En dépit de cette précarité économique, les pères de familles font pieds et mains pour se procurer l’indispensable mouton de sacrifice.

« Qu’importe le prix du mouton, nous n’avons pas le choix. L’Aïd- el-Kébir arrive une fois seulement par an et le fidèle musulman doit s’acquitter du sacrifice d’Abraham, signe de sa soumission à Allah », estime Hassan Fadoul.
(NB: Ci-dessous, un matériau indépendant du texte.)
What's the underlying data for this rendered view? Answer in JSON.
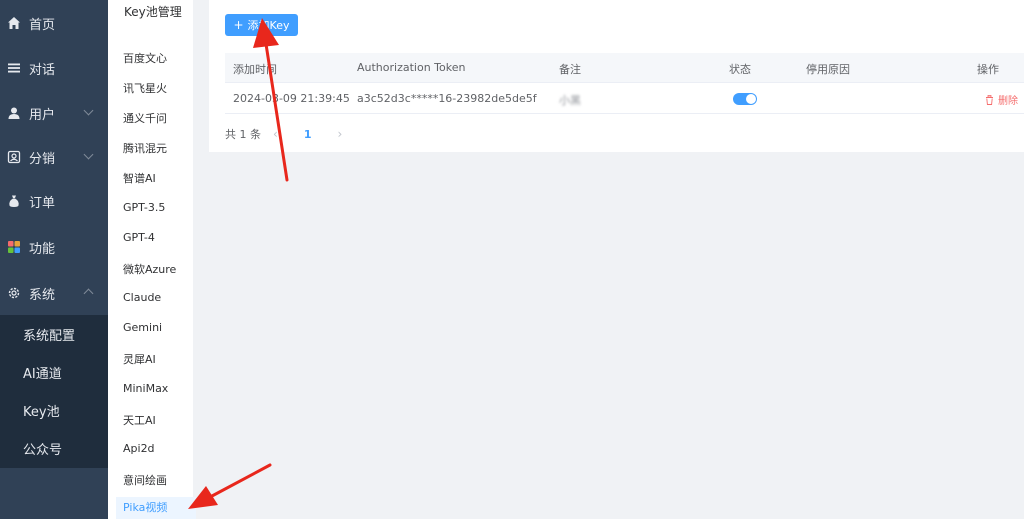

A l’instar de ce professeur arabophone, de nombreux fonctionnaires ont fondé leur espoir sur le paiement par anticipation du salaire d’octobre pour faire une bonne fête de mouton. Mais ils ont été déçus. Beaucoup ont dû prendre des crédits pour acheter le mouton, de préférence la veille de la fête, craignant que le bélier ne soit volé comme c’est souvent le cas.

A ces prix élevés du mouton, il faut ajouter celui des denrées alimentaires. « Tout est cher. Les commerçants augmentent d’un simple coup de tête les prix des produits. Tu peux venir au marché et rentrer bredouille. C’est lamentable », se plaint Mme Khadidja Adoum.

Au marché des céréales de la N’Djaména, le sac de maïs est vendu depuis trois mois à 27.000 F CFA, alors qu’en temps normal, on pouvait l’acquérir à 14.000 francs. Le sac de mil pénicillaire, quant à lui, vaut 25.000 F CFA.

Le bidon d’huile végétale importée, de dix litres, est vendu entre 12.500 et 14.000 F CFA, contre 11.000 F CFA il y a quelques semaines. Le litre d’huile d’arachide locale est également passé de 800 à 1.250 ou 1.300 francs.

Le prix du sucre fabriqué localement stagne depuis quelques mois autour de 1.200 F CFA le paquet de 1 kg, bien plus cher que celui importé du Cameroun et vendu à 1.100 F CFA.

L’Etat a défiscalisé et subventionné les produits de première nécessité (riz de 50 kg, huile végétale, lait et pâtes alimentaires) afin de minimiser les prix sur le marché. Mais c’est l’effet contraire qui se produit. Les commerçants, véreux, créent des pénuries artificielles en constituant des stocks, puis imposent des prix exorbitants, au grand dam des consommateurs.